The burden of higher prices unfortunately underpins Australia’s transition to renewable power. Energy companies will push to recover the costs of moving from black (coal) to green, and while some of this cost may be compensated by government subsidy schemes, consumers will pay either through higher bills or their taxes.
Alinta Energy boss Jeff Dimery flagged this potential scenario last month when he warned that Australia’s worthy commitment to phase out coal will be an expensive affair.

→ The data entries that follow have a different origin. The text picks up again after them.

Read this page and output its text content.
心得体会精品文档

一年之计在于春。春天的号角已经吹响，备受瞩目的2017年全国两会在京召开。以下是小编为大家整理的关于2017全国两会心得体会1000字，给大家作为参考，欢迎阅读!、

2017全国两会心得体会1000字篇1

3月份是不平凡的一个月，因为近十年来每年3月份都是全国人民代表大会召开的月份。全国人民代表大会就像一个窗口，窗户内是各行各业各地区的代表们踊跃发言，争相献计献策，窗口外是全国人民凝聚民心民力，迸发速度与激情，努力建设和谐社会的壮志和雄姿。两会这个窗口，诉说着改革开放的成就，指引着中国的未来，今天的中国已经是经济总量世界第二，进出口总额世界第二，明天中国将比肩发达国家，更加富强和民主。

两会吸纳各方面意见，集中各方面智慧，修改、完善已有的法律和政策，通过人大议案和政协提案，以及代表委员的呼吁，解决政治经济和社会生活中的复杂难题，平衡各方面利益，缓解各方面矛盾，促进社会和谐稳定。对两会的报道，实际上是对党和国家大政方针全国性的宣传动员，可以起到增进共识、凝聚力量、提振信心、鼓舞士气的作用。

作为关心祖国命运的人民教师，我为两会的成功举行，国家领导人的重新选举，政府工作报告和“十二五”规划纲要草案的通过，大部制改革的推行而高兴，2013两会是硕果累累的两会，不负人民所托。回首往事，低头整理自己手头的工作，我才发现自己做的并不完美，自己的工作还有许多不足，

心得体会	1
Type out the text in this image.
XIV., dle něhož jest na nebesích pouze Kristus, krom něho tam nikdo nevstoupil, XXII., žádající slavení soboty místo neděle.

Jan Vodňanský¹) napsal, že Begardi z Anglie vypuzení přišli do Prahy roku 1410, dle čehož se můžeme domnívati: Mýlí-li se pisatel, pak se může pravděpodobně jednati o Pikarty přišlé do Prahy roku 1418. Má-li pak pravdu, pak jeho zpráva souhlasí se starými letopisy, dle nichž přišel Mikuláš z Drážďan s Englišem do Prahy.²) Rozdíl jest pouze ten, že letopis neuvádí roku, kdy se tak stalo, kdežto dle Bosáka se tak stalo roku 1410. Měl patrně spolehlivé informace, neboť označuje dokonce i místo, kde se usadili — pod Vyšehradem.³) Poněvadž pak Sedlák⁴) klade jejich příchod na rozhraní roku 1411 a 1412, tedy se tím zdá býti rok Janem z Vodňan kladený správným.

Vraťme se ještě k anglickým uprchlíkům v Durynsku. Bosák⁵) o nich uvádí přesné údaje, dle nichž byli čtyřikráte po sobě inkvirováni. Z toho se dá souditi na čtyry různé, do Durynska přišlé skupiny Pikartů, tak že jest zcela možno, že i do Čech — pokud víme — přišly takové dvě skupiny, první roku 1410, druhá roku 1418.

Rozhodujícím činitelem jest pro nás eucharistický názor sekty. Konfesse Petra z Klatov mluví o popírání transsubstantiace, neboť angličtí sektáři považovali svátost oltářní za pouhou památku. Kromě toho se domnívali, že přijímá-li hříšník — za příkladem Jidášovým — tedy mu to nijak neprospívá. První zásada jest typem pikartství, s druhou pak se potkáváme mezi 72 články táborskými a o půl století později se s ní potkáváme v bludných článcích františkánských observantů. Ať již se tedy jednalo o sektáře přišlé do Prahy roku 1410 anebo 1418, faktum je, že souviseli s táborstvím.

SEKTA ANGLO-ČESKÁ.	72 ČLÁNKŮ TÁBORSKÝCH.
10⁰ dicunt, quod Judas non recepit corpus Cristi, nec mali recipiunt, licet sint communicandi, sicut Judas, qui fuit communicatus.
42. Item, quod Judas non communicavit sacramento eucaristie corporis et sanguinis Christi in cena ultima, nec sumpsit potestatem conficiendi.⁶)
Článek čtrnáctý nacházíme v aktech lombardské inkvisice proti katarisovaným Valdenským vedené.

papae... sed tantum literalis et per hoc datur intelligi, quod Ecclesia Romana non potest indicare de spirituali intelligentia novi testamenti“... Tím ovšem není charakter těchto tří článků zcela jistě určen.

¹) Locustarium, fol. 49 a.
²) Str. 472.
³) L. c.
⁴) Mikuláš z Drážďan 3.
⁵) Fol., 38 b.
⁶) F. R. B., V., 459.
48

The federal government has set ambitious targets to remove coal, which accounts for 60 per cent of the power we consume, from the energy grid. Within six years, the government wants 82 per cent of Australia’s power to come from sources such as wind, solar and hydro, up from the current 32 per cent, which requires a tripling of clean energy generation by 2030.
So, while renewables are cheaper than coal, the transition isn’t. And when it comes to that cost, Dimery said it’s time to get real.
Canadian investor Brookfield’s failed joint venture bids for Origin and AGL over the past two years outlined the tens of billions of dollars that each of these targets would need to fund the move from coal and gas to renewable generation and storage over the next decade. The Australian Energy Market Operator’s own figures suggest the transition will cost about $383 billion between now and 2050.
While the government has provided some relief to struggling families, any piecemeal relief will be a short-term fix to an issue that will play out over decades.
The imperative to reduce emissions and consign fossil fuels to history is well understood, but the next phase of this challenge will require an honest assessment of the enormous costs involved and just who will pay for it.